Inês Silva
Inês Silva
17 Abr, 2020 - 11:20

Conheça as condições do trabalho alternativo ao layoff

Inês Silva

É possível o trabalho alternativo ao layoff, mas apenas em cinco setores de atividade é permitido o rendimento mensal total.

trabalho alternativo ao layoff em supermercado

A 9 de abril, foi publicado um comunicado do Conselho de Ministros com a aprovação de várias “medidas extraordinárias de resposta à situação epidemiológica do novo Coronavírus-COVID-19”, onde foi referido o trabalho alternativo ao layoff e

“a necessidade de assegurar que as pessoas em regime de redução do período normal de trabalho ou suspensão do contrato de trabalho podem exercer atividade remunerada desde que nas áreas da produção alimentar, apoio social, saúde, logística e distribuição”.

No entanto, o decreto-Lei n.º 14-F/2020, publicado a 13 de abril, deixou cair a restrição sectorial.

Apesar do inicialmente anunciado pelo Governo, vai ser possível acumular trabalho com layoff em qualquer sector de atividade.

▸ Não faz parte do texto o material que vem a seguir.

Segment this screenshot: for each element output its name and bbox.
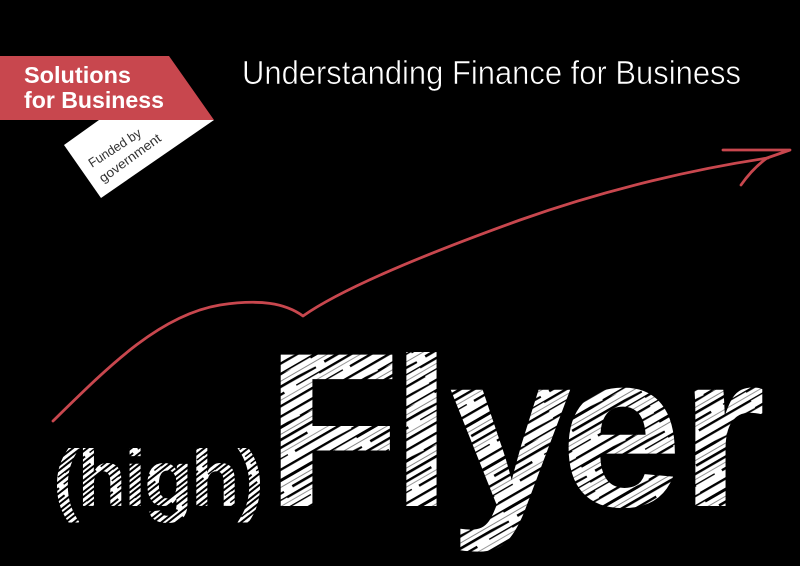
red banner: for Business: [24, 87, 164, 113]
red banner: Solutions: [24, 62, 131, 88]
l top trim: [400, 330, 445, 352]
wordmark: (high): (high): [53, 434, 264, 523]
white tag: funded by government: government: [96, 130, 164, 185]
white tag: funded by government: [64, 120, 214, 198]
wordmark: Flyer: Flyer: [266, 307, 766, 553]
title: Understanding Finance for Business: [242, 54, 741, 91]
logo: Solutions for Business: [0, 56, 214, 198]
arrow: rising growth line: [53, 150, 790, 421]
red banner: [0, 56, 214, 120]
white tag: funded by government: Funded by: [85, 125, 144, 171]
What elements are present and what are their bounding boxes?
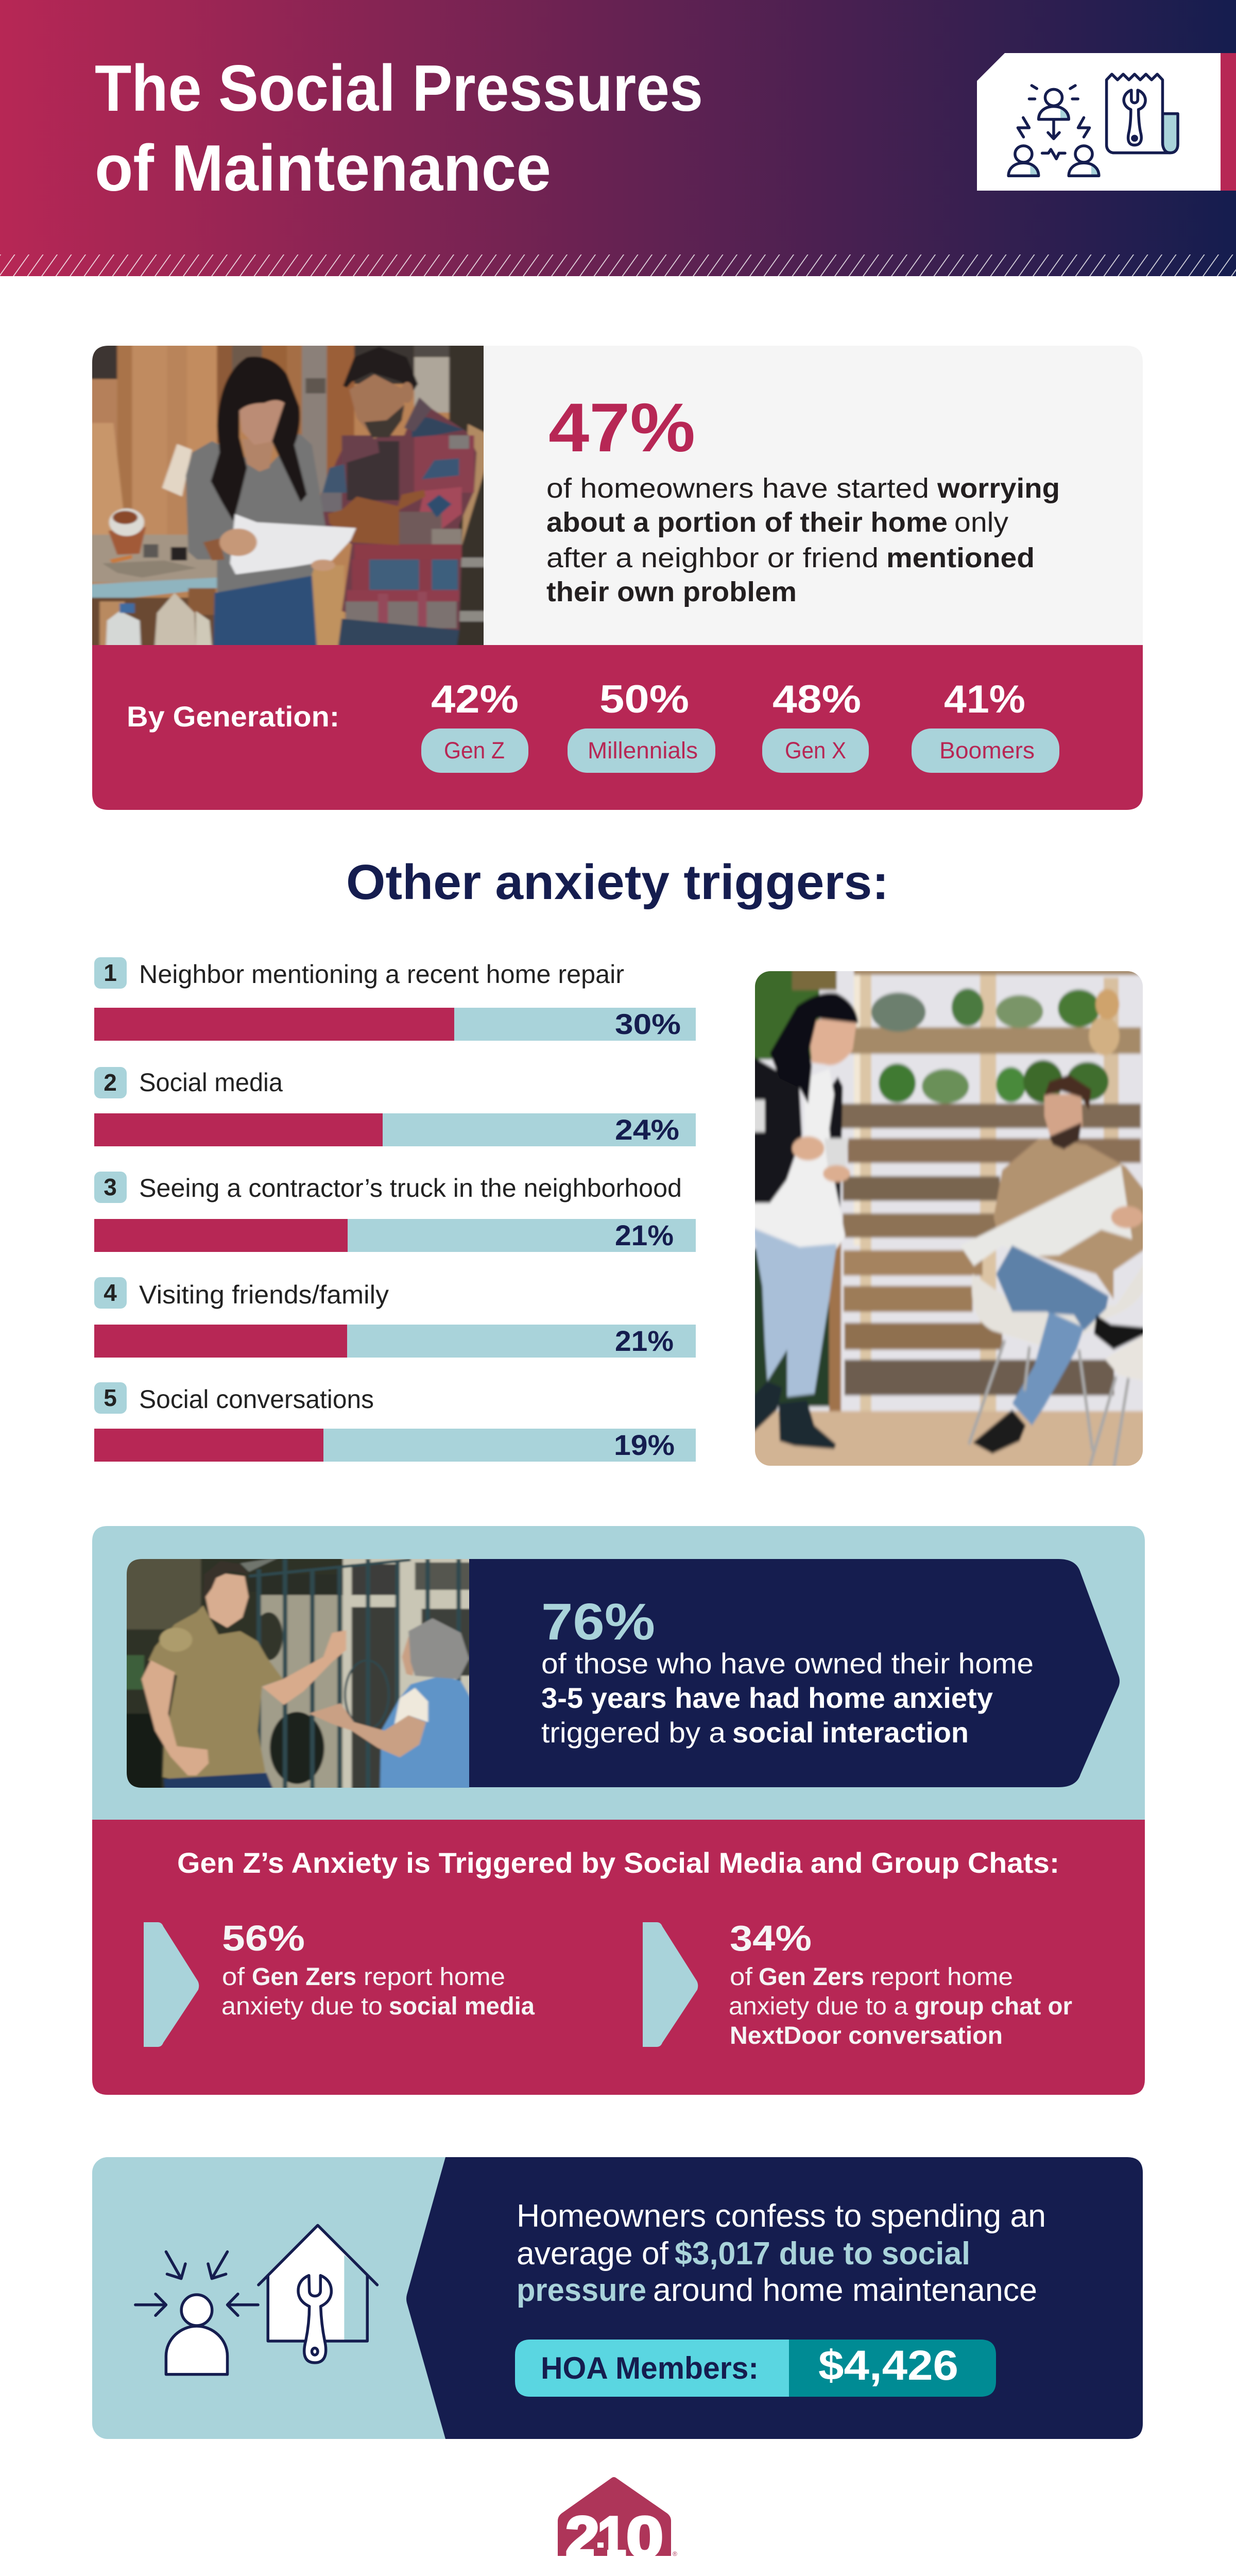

Mas apenas cinco sectores vão permitir manter um rendimento mensal total sem a limitação do 2/3 imposto pelas regras do layoff simplificado.

Segundo dados divulgados, a 15 de abril, pelo Ministério do Trabalho, Solidariedade e Segurança Social, este regime afeta já 938 mil portugueses, sendo 96% deste número empresas até 50 trabalhadores e no sector do alojamento, restauração e turismo.

Trabalho alternativo ao layoff: decreto-Lei n.º 14-F/2020

trabalho alternativo ao layoff entrega e distribuição

Face ao estado de emergência decretado, foi publicado, a 26 de março, o decreto-lei n.º 10-G/2020 que “estabelece uma medida excecional e temporária de proteção dos postos de trabalho, no âmbito da pandemia COVID-19”.

Em relação à “redução ou suspensão em situação de crise empresarial”, pode ler-se no decreto-lei que

“em situação de crise empresarial, o empregador pode reduzir temporariamente os períodos normais de trabalho ou suspender os contratos de trabalho, sendo aplicável, com as necessárias adaptações, o disposto nos artigos 298.º e seguintes do Código do Trabalho”, mantendo-se, durante a vigência desta medida excecional e temporária, “os direitos, deveres e garantias das partes, nos termos previstos no Código do Trabalho”.

Sobre a eventual atividade remunerada fora da empresa, o trabalhador deve comunicar essa situação ao empregador, no prazo de cinco dias a contar do início da atividade,

“para efeitos de eventual redução na compensação retributiva, sob pena de perda do direito da compensação retributiva e, bem assim, dever de restituição dos montantes recebidos a este titulo, constituindo a omissão uma infração disciplinar”.

No entanto, o decreto-Lei n.º 14-F/2020, publicado a 13 de abril, em Diário da República, traz diversas alterações às leis publicadas nas últimas semanas como resposta à crise empresarial originada pela pandemia da COVID-19.

No comunicado de 9 de abril, o Governo limitava o trabalho alternativo ao layoff a cinco setores de atividade, nomeadamente “produção alimentar, apoio social, saúde, logística e distribuição”.

Com o decreto-lei n.º 14-F/2020, a restrição sectorial deixa de existir e passa a haver uma valorização dos cinco setores de atividade referidos acima. Ou seja, o

“trabalhador abrangido pelo regime de redução do período normal de trabalho ou suspensão do contrato de trabalho que exerça atividade remunerada fora da empresa”, não terá redução na compensação retributiva, “caso a referida a atividade se exerça nas áreas do apoio social, saúde, produção alimentar, logística e distribuição”.

O layoff normal, fora do âmbito COVID-19, dita que cada trabalhador afetado têm direito a auferir mensalmente um montante mínimo igual a 2/3 da sua retribuição normal ilíquida, com um mínimo de 635 euros e um limite de 1905 euros. Ao trabalhar fora da empresa, o trabalhador vê a compensação reduzida na exata proporção do rendimento que estivesse a auferir no trabalho alternativo ao layoff.

Mas se o trabalhador, em situação de layoff por suspensão do contrato ou pela redução de horário, exercer atividade nas áreas do apoio social, saúde, produção alimentar, logística e distribuição, áreas com mais necessidade de reforço, pode acumular os 2/3 do salário ou da compensação retributiva a que tem direito com a remuneração que vier a auferir com o trabalho alternativo ao layoff.